New data from those accelerators, combined with older American results, raise to two the number of elementary particle types in which matter and antimatter have been observed to break down in different ways, scientists say.

Physicists discovered nearly 40 years ago that matter and antimatter versions of so-called K mesons decay slightly differently, a disparity called charge-parity, or CP, violation (SN: 3/6/99, p. 148). In the first moments of the universe, CP violation would have let matter survive at the expense of antimatter.

Two years ago, a team at the Fermi National Accelerator Laboratory (Fermilab) in Batavia, Ill., released results hinting that CP violation also occurs among particles called B mesons (SN: 2/20/99, p. 118).
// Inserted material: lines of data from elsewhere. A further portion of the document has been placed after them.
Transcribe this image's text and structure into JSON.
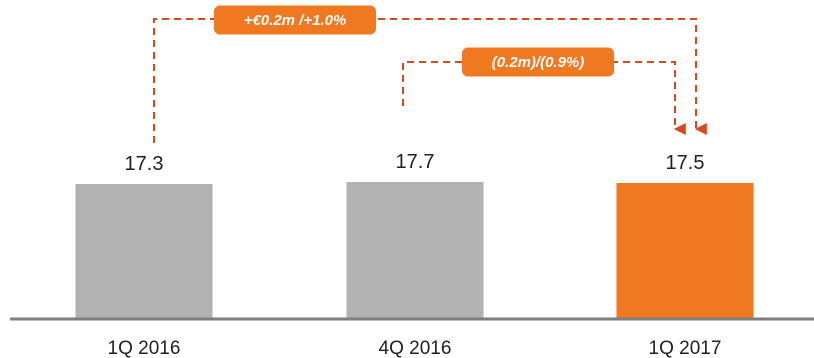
{
  "chart_data": {
    "type": "bar",
    "categories": [
      "1Q 2016",
      "4Q 2016",
      "1Q 2017"
    ],
    "values": [
      17.3,
      17.7,
      17.5
    ],
    "value_labels": [
      "17.3",
      "17.7",
      "17.5"
    ],
    "highlight_index": 2,
    "ylim": [
      0,
      18
    ],
    "grid": false,
    "annotations": [
      {
        "text": "+€0.2m /+1.0%",
        "from": "1Q 2016",
        "to": "1Q 2017"
      },
      {
        "text": "(0.2m)/(0.9%)",
        "from": "4Q 2016",
        "to": "1Q 2017"
      }
    ]
  },
  "colors": {
    "bar_default": "#b2b2b2",
    "bar_highlight": "#f07820",
    "annotation_box": "#f07820",
    "annotation_line": "#d84a1c",
    "axis": "#7f7f7f"
  }
}
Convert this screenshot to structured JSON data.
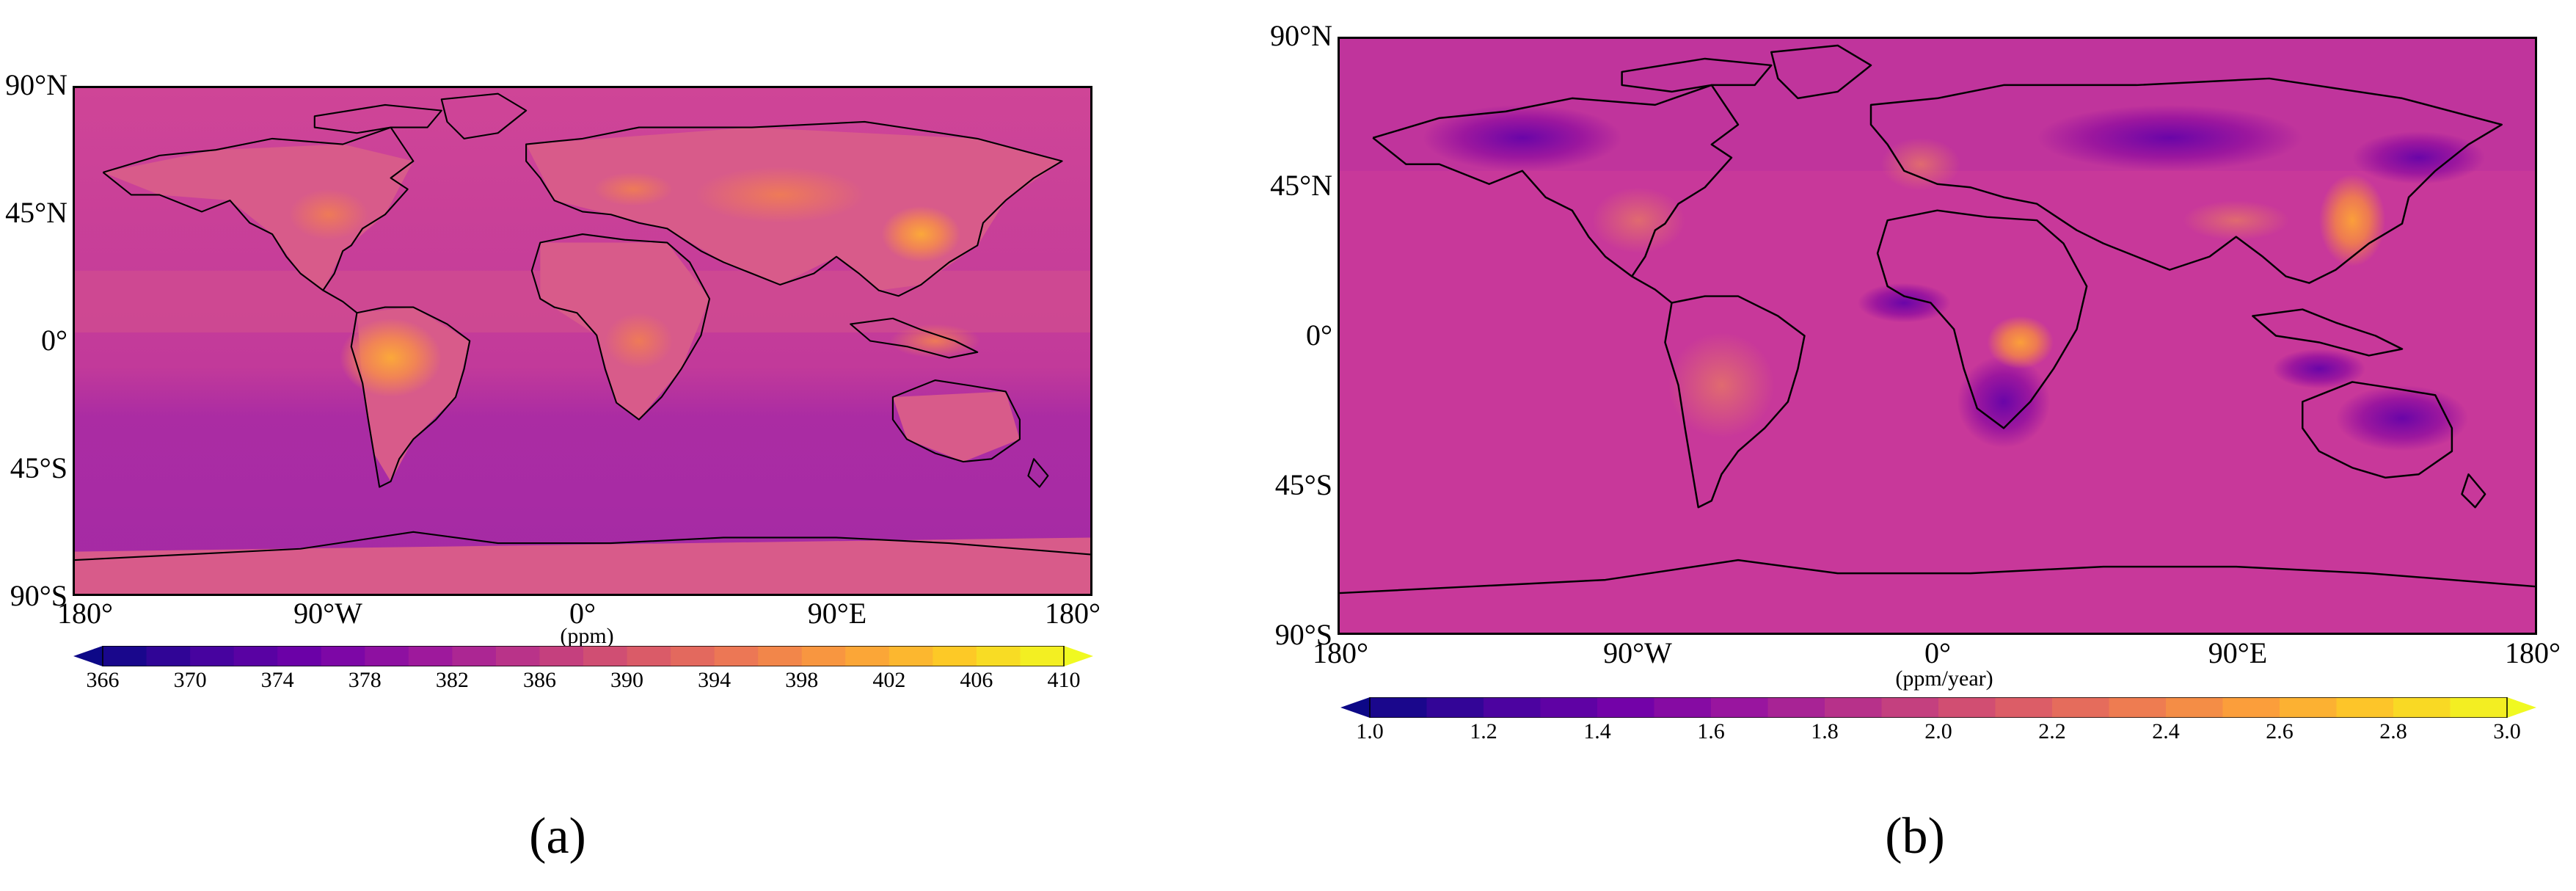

Since then, independent teams at the Stanford (Calif.) Linear Accelerator Center (SLAC) and at the KEK High Energy Accelerator Research Organization in Tsukuba, Japan, have been colliding tens of millions of electrons and their antimatter counterparts, positrons, looking for firm evidence of B meson CP violation (SN: 5/29/99, p. 342).

That evidence may now be in hand. This month, both groups released their latest figures for a parameter called sin 2(beta) or sin2(phi)1. It would equal 0 if there were no CP violation among B mesons.

The California team reports that sin2(beta) is 0.34 ± .20, whereas the team in Japan finds 0.58 ±.33. Averaging those results with Fermilab’s, scientists come up with a value of 0.49 ± .16.

“It appears that we have established now that there is CP violation in the B meson system,” says David G. Hitlin of the California Institute of Technology in Pasadena, a SLAC team leader. If upheld, that conclusion would bolster scientists’ hunch that CP violation is key to antimatter-matter disparity.